Turn “is this good?” into a repeatable score
Evaluating LLM output by gut feel does not scale. A rubric makes quality measurable: it names the dimensions you care about, gives each a scale and a weight, and defines what counts as a pass. This builder lets you assemble one in minutes and export it as JSON for an LLM-as-judge or markdown for human reviewers.
How a good rubric is built
A useful rubric has a few moving parts:
- Dimensions — the distinct qualities you score, such as accuracy, tone, format adherence, and completeness. Keep them independent so a single flaw does not tank every score.
- Scales — the range for each dimension (for example 1–5). Each level should have a concrete description so two reviewers grade the same output the same way.
- Weights — how much each dimension contributes. A factual-QA task might weight accuracy heavily; a creative task might weight tone.
- Pass threshold — the weighted overall score that counts as acceptable.

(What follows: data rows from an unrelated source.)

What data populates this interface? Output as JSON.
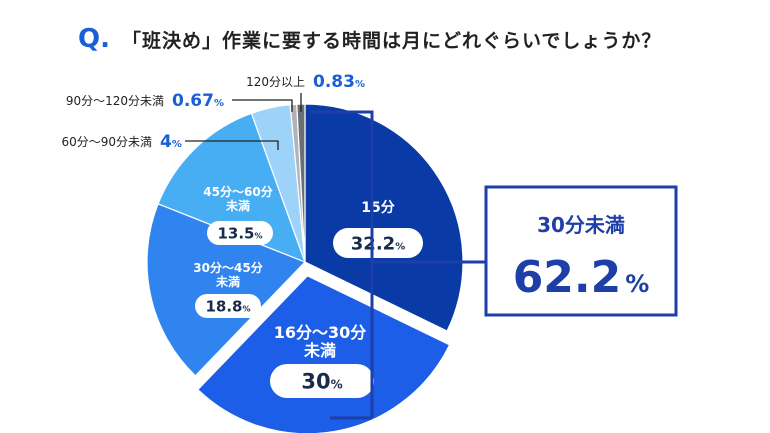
{
  "question": {
    "mark": "Q.",
    "text": "「班決め」作業に要する時間は月にどれぐらいでしょうか？"
  },
  "colors": {
    "accent": "#1a5fd6",
    "text": "#222222",
    "box_border": "#1e3fa8"
  },
  "chart_data": {
    "type": "pie",
    "title": "「班決め」作業に要する時間は月にどれぐらいでしょうか？",
    "unit": "%",
    "slices": [
      {
        "label": "15分",
        "value": 32.2,
        "value_text": "32.2",
        "color": "#0a3aa6"
      },
      {
        "label": "16分～30分未満",
        "value": 30,
        "value_text": "30",
        "color": "#1c5ee8"
      },
      {
        "label": "30分～45分未満",
        "value": 18.8,
        "value_text": "18.8",
        "color": "#2f84f0"
      },
      {
        "label": "45分～60分未満",
        "value": 13.5,
        "value_text": "13.5",
        "color": "#47aef4"
      },
      {
        "label": "60分～90分未満",
        "value": 4,
        "value_text": "4",
        "color": "#9dd3f9"
      },
      {
        "label": "90分～120分未満",
        "value": 0.67,
        "value_text": "0.67",
        "color": "#b0b4ba"
      },
      {
        "label": "120分以上",
        "value": 0.83,
        "value_text": "0.83",
        "color": "#6b6f75"
      }
    ],
    "summary": {
      "label": "30分未満",
      "value": 62.2,
      "value_text": "62.2"
    }
  }
}
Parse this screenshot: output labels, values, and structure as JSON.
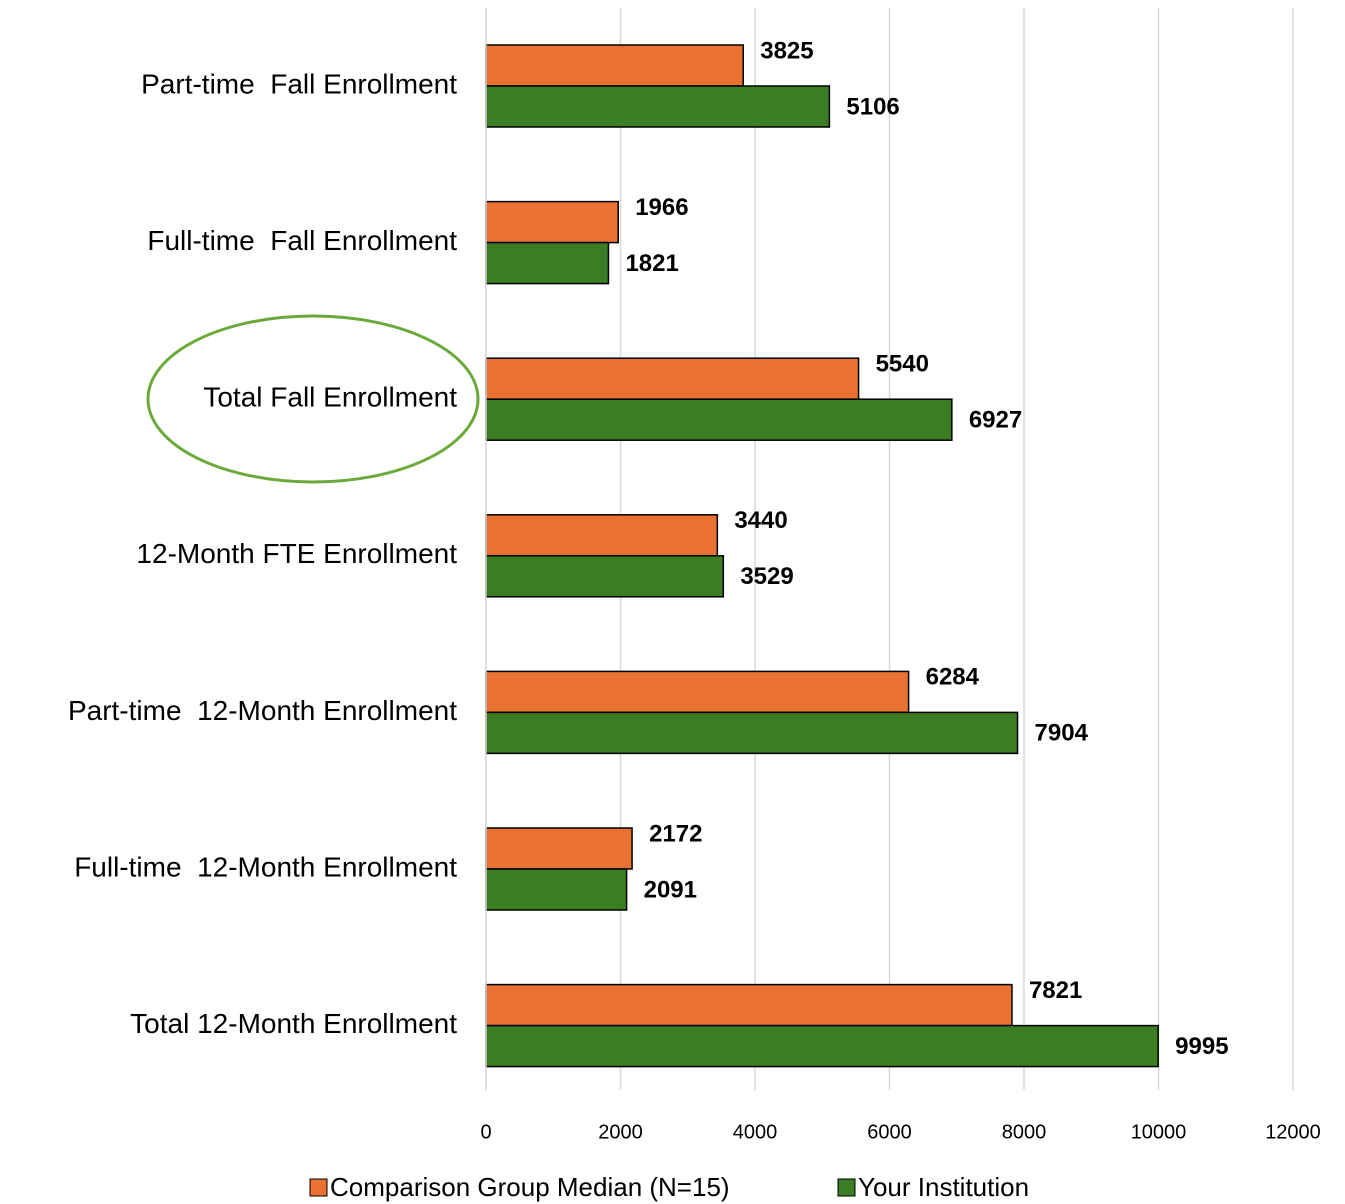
{
  "chart_data": {
    "type": "bar",
    "orientation": "horizontal",
    "categories": [
      "Part-time  Fall Enrollment",
      "Full-time  Fall Enrollment",
      "Total Fall Enrollment",
      "12-Month FTE Enrollment",
      "Part-time  12-Month Enrollment",
      "Full-time  12-Month Enrollment",
      "Total 12-Month Enrollment"
    ],
    "series": [
      {
        "name": "Comparison Group Median (N=15)",
        "color": "#e97132",
        "values": [
          3825,
          1966,
          5540,
          3440,
          6284,
          2172,
          7821
        ]
      },
      {
        "name": "Your Institution",
        "color": "#3a7d22",
        "values": [
          5106,
          1821,
          6927,
          3529,
          7904,
          2091,
          9995
        ]
      }
    ],
    "xlim": [
      0,
      12000
    ],
    "xticks": [
      0,
      2000,
      4000,
      6000,
      8000,
      10000,
      12000
    ],
    "grid": true,
    "legend": "bottom"
  }
}
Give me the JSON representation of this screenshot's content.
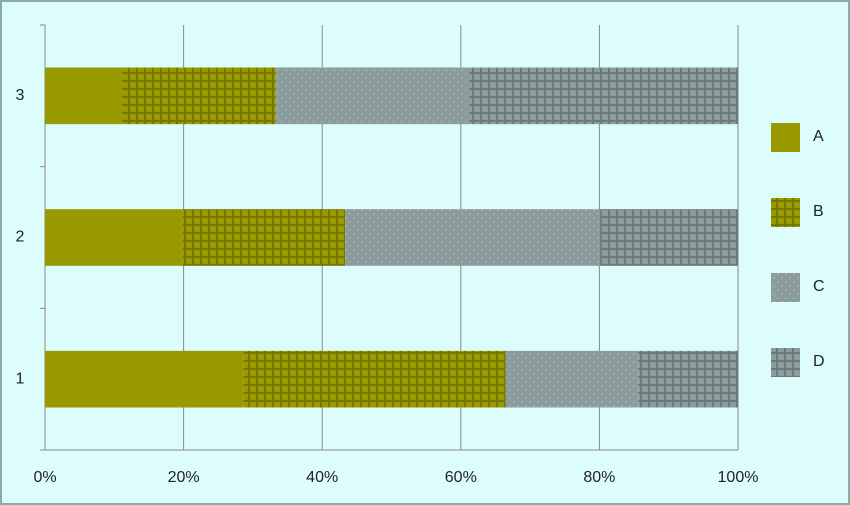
{
  "chart_data": {
    "type": "stacked-bar-horizontal",
    "categories": [
      "1",
      "2",
      "3"
    ],
    "series": [
      {
        "name": "A",
        "color": "#999900",
        "pattern": "solid",
        "values": [
          28.6,
          19.9,
          11.1
        ]
      },
      {
        "name": "B",
        "color": "#999900",
        "pattern": "grid",
        "values": [
          37.9,
          23.4,
          22.2
        ]
      },
      {
        "name": "C",
        "color": "#8c9c9c",
        "pattern": "dots",
        "values": [
          19.1,
          36.8,
          27.9
        ]
      },
      {
        "name": "D",
        "color": "#8c9c9c",
        "pattern": "grid",
        "values": [
          14.4,
          19.9,
          38.8
        ]
      }
    ],
    "xlim": [
      0,
      100
    ],
    "xticks": [
      {
        "value": 0,
        "label": "0%"
      },
      {
        "value": 20,
        "label": "20%"
      },
      {
        "value": 40,
        "label": "40%"
      },
      {
        "value": 60,
        "label": "60%"
      },
      {
        "value": 80,
        "label": "80%"
      },
      {
        "value": 100,
        "label": "100%"
      }
    ],
    "grid": true,
    "legend": "right"
  }
}
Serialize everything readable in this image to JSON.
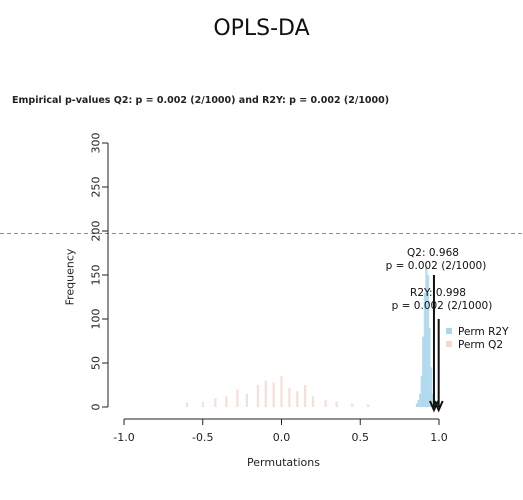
{
  "chart_data": {
    "type": "bar",
    "title": "OPLS-DA",
    "subtitle": "Empirical p-values Q2: p = 0.002 (2/1000) and R2Y: p = 0.002 (2/1000)",
    "xlabel": "Permutations",
    "ylabel": "Frequency",
    "xlim": [
      -1.0,
      1.0
    ],
    "ylim": [
      0,
      300
    ],
    "x_ticks": [
      "-1.0",
      "-0.5",
      "0.0",
      "0.5",
      "1.0"
    ],
    "x_tick_values": [
      -1.0,
      -0.5,
      0.0,
      0.5,
      1.0
    ],
    "y_ticks": [
      "0",
      "50",
      "100",
      "150",
      "200",
      "250",
      "300"
    ],
    "y_tick_values": [
      0,
      50,
      100,
      150,
      200,
      250,
      300
    ],
    "reference_line_y": 197,
    "series": [
      {
        "name": "Perm R2Y",
        "color": "#a9d6ec",
        "bins": [
          {
            "x": 0.86,
            "y": 4
          },
          {
            "x": 0.87,
            "y": 8
          },
          {
            "x": 0.88,
            "y": 15
          },
          {
            "x": 0.89,
            "y": 35
          },
          {
            "x": 0.9,
            "y": 80
          },
          {
            "x": 0.91,
            "y": 130
          },
          {
            "x": 0.92,
            "y": 160
          },
          {
            "x": 0.93,
            "y": 150
          },
          {
            "x": 0.94,
            "y": 90
          },
          {
            "x": 0.95,
            "y": 45
          },
          {
            "x": 0.96,
            "y": 15
          },
          {
            "x": 0.97,
            "y": 5
          }
        ]
      },
      {
        "name": "Perm Q2",
        "color": "#f6d8cf",
        "bins": [
          {
            "x": -0.6,
            "y": 5
          },
          {
            "x": -0.5,
            "y": 6
          },
          {
            "x": -0.42,
            "y": 10
          },
          {
            "x": -0.35,
            "y": 12
          },
          {
            "x": -0.28,
            "y": 20
          },
          {
            "x": -0.22,
            "y": 15
          },
          {
            "x": -0.15,
            "y": 25
          },
          {
            "x": -0.1,
            "y": 30
          },
          {
            "x": -0.05,
            "y": 28
          },
          {
            "x": 0.0,
            "y": 35
          },
          {
            "x": 0.05,
            "y": 22
          },
          {
            "x": 0.1,
            "y": 18
          },
          {
            "x": 0.15,
            "y": 25
          },
          {
            "x": 0.2,
            "y": 12
          },
          {
            "x": 0.28,
            "y": 8
          },
          {
            "x": 0.35,
            "y": 6
          },
          {
            "x": 0.45,
            "y": 4
          },
          {
            "x": 0.55,
            "y": 3
          }
        ]
      }
    ],
    "annotations": [
      {
        "line1": "Q2: 0.968",
        "line2": "p = 0.002 (2/1000)",
        "arrow_x": 0.968,
        "arrow_top_y": 150
      },
      {
        "line1": "R2Y: 0.998",
        "line2": "p = 0.002 (2/1000)",
        "arrow_x": 0.998,
        "arrow_top_y": 100
      }
    ],
    "legend": {
      "position": "right",
      "entries": [
        {
          "label": "Perm R2Y",
          "color": "#a9d6ec"
        },
        {
          "label": "Perm Q2",
          "color": "#f6d8cf"
        }
      ]
    },
    "grid": false
  }
}
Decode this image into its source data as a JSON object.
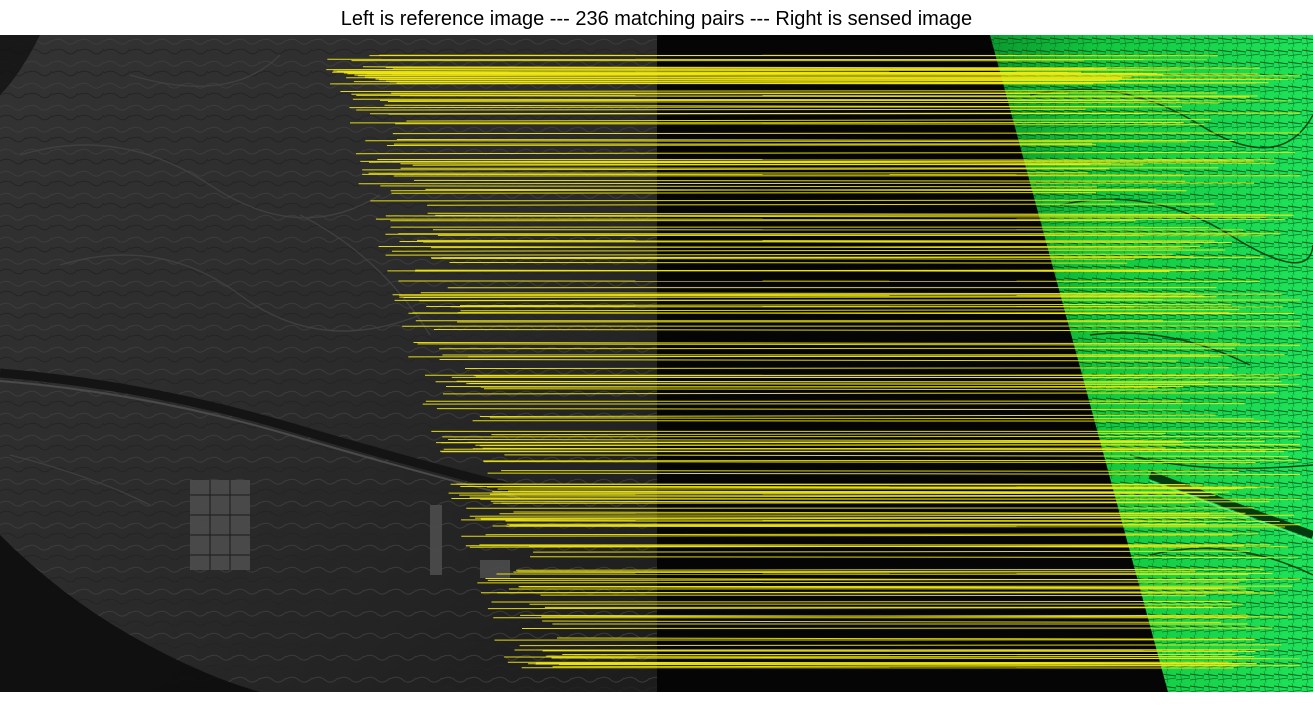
{
  "figure": {
    "title": "Left is reference image --- 236 matching pairs --- Right is sensed image",
    "num_matches": 236
  },
  "colors": {
    "background": "#ffffff",
    "title_text": "#000000",
    "reference_image_tone": "#2a2a2a",
    "sensed_image_tone": "#0fd84a",
    "match_line": "#f2ea12"
  },
  "images": {
    "reference": {
      "label": "reference image",
      "type": "grayscale satellite"
    },
    "sensed": {
      "label": "sensed image",
      "type": "green-tinted satellite"
    }
  }
}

The overall score is a weighted average normalized to a percentage:
overall% = Σ(score_i × weight_i) / Σ(max_i × weight_i) × 100
Tips for reliable evals
- Define the top of the scale precisely. “5 = factually correct with no unsupported claims” beats “5 = good”.
- Keep dimensions orthogonal so you can see why an output failed, not just that it did.
- Use the JSON export for LLM-as-judge and have the judge return one score per dimension plus a one-line justification — then spot-check against humans.
- Version your rubric. Re-grading old outputs with a changed rubric makes comparisons meaningless.